Seit dem Sommer 2024 steigt die Zahl von linken Veranstaltungen, für die sich Schutz gewünscht wird, stetig an. Wegen dem gestiegenen Bedarf beginnen viele Menschen, sich neu mit dem Thema Schutz auseinanderzusetzen. Im Rahmen von Schutzpraxis wie auch Skillsharings werden immer wieder auch patriarchale Verhaltensweisen im Bezug auf Schutz Thema. Auch für Leute, insbesondere FLINTA*, die schon lange in Schutz-Crews tätig sind, ist und bleibt es ein wichtiges Thema. Unser Workshop sollte deswegen Raum dafür schaffen, sich mit patriarchalen Verhaltensweisen und Fallstricken bei Schutz auseinanderzusetzen.

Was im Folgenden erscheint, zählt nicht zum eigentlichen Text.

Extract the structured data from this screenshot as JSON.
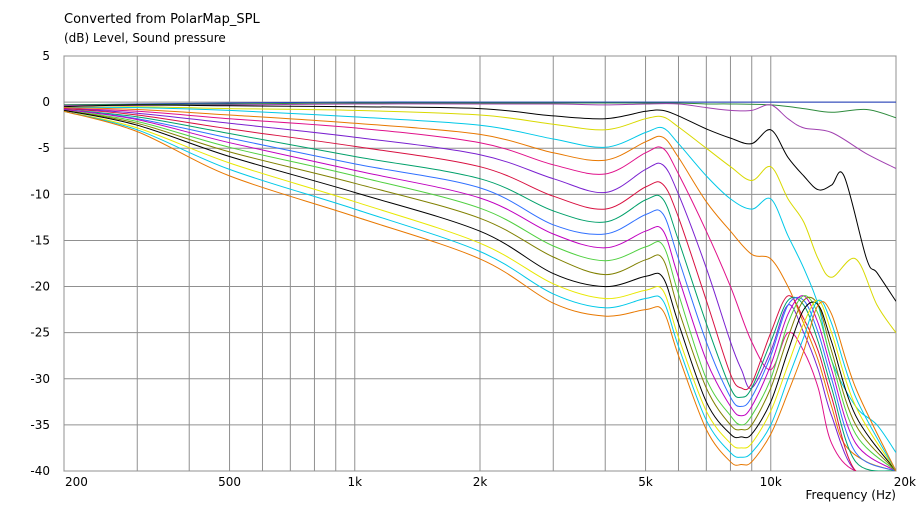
{
  "header": {
    "title": "Converted from PolarMap_SPL",
    "subtitle": "(dB)  Level, Sound pressure"
  },
  "chart_data": {
    "type": "line",
    "title": "Converted from PolarMap_SPL",
    "ylabel": "(dB)  Level, Sound pressure",
    "xlabel": "Frequency  (Hz)",
    "x_scale": "log",
    "xlim": [
      200,
      20000
    ],
    "ylim": [
      -40,
      5
    ],
    "grid": true,
    "y_ticks": [
      5,
      0,
      -5,
      -10,
      -15,
      -20,
      -25,
      -30,
      -35,
      -40
    ],
    "x_tick_labels": [
      {
        "value": 200,
        "label": "200"
      },
      {
        "value": 500,
        "label": "500"
      },
      {
        "value": 1000,
        "label": "1k"
      },
      {
        "value": 2000,
        "label": "2k"
      },
      {
        "value": 5000,
        "label": "5k"
      },
      {
        "value": 10000,
        "label": "10k"
      },
      {
        "value": 20000,
        "label": "20k"
      }
    ],
    "x_grid": [
      200,
      300,
      400,
      500,
      600,
      700,
      800,
      900,
      1000,
      2000,
      3000,
      4000,
      5000,
      6000,
      7000,
      8000,
      9000,
      10000,
      20000
    ],
    "series": [
      {
        "color": "#1f3cc0",
        "x": [
          200,
          500,
          1000,
          2000,
          5000,
          10000,
          20000
        ],
        "y": [
          -0.3,
          -0.1,
          0,
          0,
          0,
          0,
          0
        ]
      },
      {
        "color": "#2e8b3d",
        "x": [
          200,
          500,
          1000,
          2000,
          3000,
          4000,
          5000,
          6000,
          7000,
          8000,
          10000,
          12000,
          14000,
          17000,
          20000
        ],
        "y": [
          -0.3,
          -0.2,
          -0.1,
          -0.1,
          -0.1,
          -0.1,
          -0.1,
          -0.1,
          -0.2,
          -0.2,
          -0.3,
          -0.7,
          -1.1,
          -0.8,
          -1.7
        ]
      },
      {
        "color": "#a040b0",
        "x": [
          200,
          500,
          1000,
          2000,
          3000,
          4000,
          5000,
          6000,
          7000,
          8000,
          9000,
          10000,
          11000,
          12000,
          14000,
          17000,
          20000
        ],
        "y": [
          -0.4,
          -0.3,
          -0.2,
          -0.2,
          -0.2,
          -0.3,
          -0.2,
          -0.2,
          -0.6,
          -0.9,
          -0.9,
          -0.3,
          -1.8,
          -2.8,
          -3.3,
          -5.6,
          -7.2
        ]
      },
      {
        "color": "#000000",
        "x": [
          200,
          300,
          500,
          1000,
          2000,
          3000,
          4000,
          5000,
          5500,
          6000,
          7000,
          8000,
          9000,
          10000,
          11000,
          12000,
          13000,
          14000,
          15000,
          17000,
          18000,
          20000
        ],
        "y": [
          -0.5,
          -0.3,
          -0.4,
          -0.5,
          -0.7,
          -1.5,
          -1.8,
          -1.0,
          -0.9,
          -1.5,
          -2.9,
          -3.9,
          -4.5,
          -3.0,
          -6.0,
          -8.0,
          -9.5,
          -9.0,
          -8.0,
          -17.0,
          -18.5,
          -21.6
        ]
      },
      {
        "color": "#d9d900",
        "x": [
          200,
          300,
          500,
          1000,
          2000,
          3000,
          4000,
          5000,
          5500,
          6000,
          7000,
          8000,
          9000,
          10000,
          11000,
          12000,
          13000,
          14000,
          16000,
          18000,
          20000
        ],
        "y": [
          -0.6,
          -0.5,
          -0.7,
          -0.9,
          -1.4,
          -2.4,
          -3.0,
          -1.8,
          -1.6,
          -2.7,
          -5.0,
          -7.0,
          -8.5,
          -7.0,
          -10.5,
          -13.0,
          -17.0,
          -19.0,
          -17.0,
          -22.0,
          -25.0
        ]
      },
      {
        "color": "#00c8e8",
        "x": [
          200,
          300,
          500,
          1000,
          2000,
          3000,
          4000,
          5000,
          5500,
          6000,
          7000,
          8000,
          9000,
          10000,
          11000,
          12000,
          13000,
          14000,
          16000,
          18000,
          20000
        ],
        "y": [
          -0.6,
          -0.6,
          -0.9,
          -1.6,
          -2.5,
          -4.0,
          -4.9,
          -3.3,
          -2.8,
          -4.5,
          -8.0,
          -10.5,
          -11.6,
          -10.5,
          -14.5,
          -18.0,
          -22.0,
          -28.0,
          -33.0,
          -35.0,
          -38.0
        ]
      },
      {
        "color": "#e87800",
        "x": [
          200,
          300,
          500,
          1000,
          2000,
          3000,
          4000,
          5000,
          5500,
          6000,
          7000,
          8000,
          9000,
          10000,
          11000,
          12000,
          13000,
          14000,
          15000,
          17000,
          20000
        ],
        "y": [
          -0.6,
          -0.8,
          -1.4,
          -2.3,
          -3.5,
          -5.5,
          -6.3,
          -4.3,
          -3.8,
          -6.0,
          -10.8,
          -14.0,
          -16.5,
          -17.0,
          -20.0,
          -24.0,
          -28.0,
          -33.0,
          -37.0,
          -39.0,
          -40.0
        ]
      },
      {
        "color": "#e0108a",
        "x": [
          200,
          300,
          500,
          1000,
          2000,
          3000,
          4000,
          5000,
          5500,
          6000,
          7000,
          8000,
          9000,
          10000,
          11000,
          12000,
          13000,
          14000,
          16000,
          20000
        ],
        "y": [
          -0.7,
          -1.0,
          -1.8,
          -2.8,
          -4.4,
          -6.8,
          -7.8,
          -5.5,
          -5.0,
          -7.8,
          -14.0,
          -20.0,
          -26.0,
          -29.0,
          -25.0,
          -27.0,
          -31.0,
          -37.0,
          -40.0,
          -40.0
        ]
      },
      {
        "color": "#7a20d0",
        "x": [
          200,
          300,
          500,
          1000,
          2000,
          3000,
          4000,
          5000,
          5500,
          6000,
          7000,
          8000,
          8500,
          9000,
          10000,
          11000,
          12000,
          13000,
          14000,
          16000,
          20000
        ],
        "y": [
          -0.7,
          -1.2,
          -2.3,
          -3.8,
          -5.7,
          -8.3,
          -9.8,
          -7.3,
          -6.8,
          -10.0,
          -18.0,
          -26.0,
          -29.0,
          -31.0,
          -27.0,
          -22.0,
          -25.0,
          -29.0,
          -34.0,
          -40.0,
          -40.0
        ]
      },
      {
        "color": "#d81040",
        "x": [
          200,
          300,
          500,
          1000,
          2000,
          3000,
          4000,
          5000,
          5500,
          6000,
          7000,
          8000,
          8500,
          9000,
          10000,
          11000,
          12000,
          13000,
          14000,
          16000,
          20000
        ],
        "y": [
          -0.7,
          -1.4,
          -2.9,
          -4.8,
          -7.0,
          -10.2,
          -11.6,
          -9.2,
          -8.9,
          -12.5,
          -21.5,
          -29.5,
          -31.0,
          -30.5,
          -25.0,
          -21.0,
          -23.5,
          -27.0,
          -32.0,
          -40.0,
          -40.0
        ]
      },
      {
        "color": "#00a06a",
        "x": [
          200,
          300,
          500,
          1000,
          2000,
          3000,
          4000,
          5000,
          5500,
          6000,
          7000,
          8000,
          8500,
          9000,
          10000,
          11000,
          12000,
          13000,
          14000,
          16000,
          20000
        ],
        "y": [
          -0.8,
          -1.6,
          -3.4,
          -5.9,
          -8.3,
          -11.8,
          -13.0,
          -10.6,
          -10.5,
          -15.0,
          -24.0,
          -31.0,
          -32.0,
          -31.0,
          -26.0,
          -21.5,
          -22.0,
          -26.0,
          -31.0,
          -39.0,
          -40.0
        ]
      },
      {
        "color": "#3070ff",
        "x": [
          200,
          300,
          500,
          1000,
          2000,
          3000,
          4000,
          5000,
          5500,
          6000,
          7000,
          8000,
          8500,
          9000,
          10000,
          11000,
          12000,
          13000,
          14000,
          16000,
          20000
        ],
        "y": [
          -0.8,
          -1.8,
          -3.9,
          -6.7,
          -9.3,
          -13.3,
          -14.3,
          -12.2,
          -12.1,
          -17.0,
          -26.0,
          -32.0,
          -33.0,
          -32.0,
          -27.5,
          -22.0,
          -21.5,
          -25.0,
          -30.0,
          -38.0,
          -40.0
        ]
      },
      {
        "color": "#c000c0",
        "x": [
          200,
          300,
          500,
          1000,
          2000,
          3000,
          4000,
          5000,
          5500,
          6000,
          7000,
          8000,
          8500,
          9000,
          10000,
          11000,
          12000,
          13000,
          14000,
          16000,
          20000
        ],
        "y": [
          -0.8,
          -1.9,
          -4.4,
          -7.4,
          -10.4,
          -14.3,
          -15.8,
          -14.0,
          -13.9,
          -19.0,
          -28.0,
          -33.0,
          -34.0,
          -33.0,
          -28.5,
          -23.0,
          -21.0,
          -24.0,
          -29.0,
          -37.0,
          -40.0
        ]
      },
      {
        "color": "#50d040",
        "x": [
          200,
          300,
          500,
          1000,
          2000,
          3000,
          4000,
          5000,
          5500,
          6000,
          7000,
          8000,
          8500,
          9000,
          10000,
          11000,
          12000,
          13000,
          14000,
          16000,
          20000
        ],
        "y": [
          -0.9,
          -2.1,
          -4.9,
          -8.0,
          -11.5,
          -15.6,
          -17.2,
          -15.7,
          -15.5,
          -20.8,
          -30.0,
          -34.0,
          -35.0,
          -34.0,
          -30.0,
          -24.0,
          -21.0,
          -23.0,
          -28.0,
          -36.0,
          -40.0
        ]
      },
      {
        "color": "#808000",
        "x": [
          200,
          300,
          500,
          1000,
          2000,
          3000,
          4000,
          5000,
          5500,
          6000,
          7000,
          8000,
          8500,
          9000,
          10000,
          11000,
          12000,
          13000,
          14000,
          16000,
          20000
        ],
        "y": [
          -0.9,
          -2.3,
          -5.4,
          -8.8,
          -12.6,
          -16.8,
          -18.7,
          -17.1,
          -17.0,
          -22.5,
          -31.0,
          -35.0,
          -35.5,
          -35.0,
          -31.0,
          -25.5,
          -21.5,
          -22.0,
          -27.0,
          -35.0,
          -40.0
        ]
      },
      {
        "color": "#000000",
        "x": [
          200,
          300,
          500,
          1000,
          2000,
          3000,
          4000,
          5000,
          5500,
          6000,
          7000,
          8000,
          8500,
          9000,
          10000,
          11000,
          12000,
          13000,
          14000,
          16000,
          20000
        ],
        "y": [
          -0.9,
          -2.5,
          -5.9,
          -9.8,
          -14.0,
          -18.6,
          -20.0,
          -18.9,
          -19.0,
          -24.0,
          -32.5,
          -36.0,
          -36.3,
          -36.0,
          -32.5,
          -27.0,
          -22.5,
          -22.0,
          -26.0,
          -34.0,
          -40.0
        ]
      },
      {
        "color": "#e8e800",
        "x": [
          200,
          300,
          500,
          1000,
          2000,
          3000,
          4000,
          5000,
          5500,
          6000,
          7000,
          8000,
          8500,
          9000,
          10000,
          11000,
          12000,
          13000,
          14000,
          16000,
          20000
        ],
        "y": [
          -1.0,
          -2.8,
          -6.6,
          -10.8,
          -15.3,
          -19.7,
          -21.3,
          -20.4,
          -20.4,
          -25.5,
          -33.5,
          -37.0,
          -37.5,
          -37.0,
          -33.5,
          -28.5,
          -24.0,
          -21.5,
          -25.0,
          -33.0,
          -40.0
        ]
      },
      {
        "color": "#00c8e8",
        "x": [
          200,
          300,
          500,
          1000,
          2000,
          3000,
          4000,
          5000,
          5500,
          6000,
          7000,
          8000,
          8500,
          9000,
          10000,
          11000,
          12000,
          13000,
          14000,
          16000,
          20000
        ],
        "y": [
          -1.0,
          -3.0,
          -7.3,
          -11.6,
          -16.2,
          -20.8,
          -22.3,
          -21.3,
          -21.5,
          -26.5,
          -34.5,
          -38.0,
          -38.5,
          -38.0,
          -35.0,
          -30.0,
          -25.5,
          -21.5,
          -24.0,
          -32.0,
          -40.0
        ]
      },
      {
        "color": "#e87800",
        "x": [
          200,
          300,
          500,
          1000,
          2000,
          3000,
          4000,
          5000,
          5500,
          6000,
          7000,
          8000,
          8500,
          9000,
          10000,
          11000,
          12000,
          13000,
          14000,
          16000,
          20000
        ],
        "y": [
          -1.0,
          -3.2,
          -8.0,
          -12.4,
          -17.0,
          -21.8,
          -23.2,
          -22.5,
          -22.6,
          -27.5,
          -35.5,
          -39.0,
          -39.3,
          -39.0,
          -36.0,
          -31.5,
          -27.0,
          -22.0,
          -23.0,
          -31.0,
          -40.0
        ]
      }
    ]
  }
}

Gemeinsam sollte diskutiert werden: Was ist Schutz? Wer macht Schutz? Wie schützen wir? Anschließend wollten wir zusammen konkrete Absprachen treffen und so Standards für antipatriarchalen Schutz weiter etablieren. Das Interesse war groß. Am zweistündigen Workshop nahmen etwa 80 Personen teil. Das Workshop-Konzept ist nach dem Feedback verschiedener Teilnehmenden gut aufgegangen.
1. Workshopthemen und -fragen
Der Workshop begann mit einem kurzen Abriss der Problematik aus unserer Sicht: Schutz birgt aufgrund patriarchaler Zuschreibungen*1 und Rollen-Wahrnehmungen die Gefahr, patriarchale Strukturen zu verfestigen anstatt emanzipatorische Räume zu öffnen. Die bisherige Schutzpraxis zeigt, dass hierbei fast zwangsläufig patriarchal geprägte Situationen entstehen und Frustmomente oder Unsicherheiten erzeugen. Wichtig ist, sich dessen bewusst zu sein und weiter daran zu arbeiten, dass es weniger dieser Situationen gibt und sie sich nicht wiederholen. Deswegen ist ein antipatriarchaler Blick eine Notwendigkeit in der Diskussion um Schutz und gemeinsame Standards. Als Schlüssel dafür sehen wir Organisierung: Wir müssen uns kennen, um gemeinsam ins Gespräch zu kommen und Standards umzusetzen (bennenen, reflektieren, ändern). Diskussionen, wie die während unseres Workshops, sollen dazu beitragen.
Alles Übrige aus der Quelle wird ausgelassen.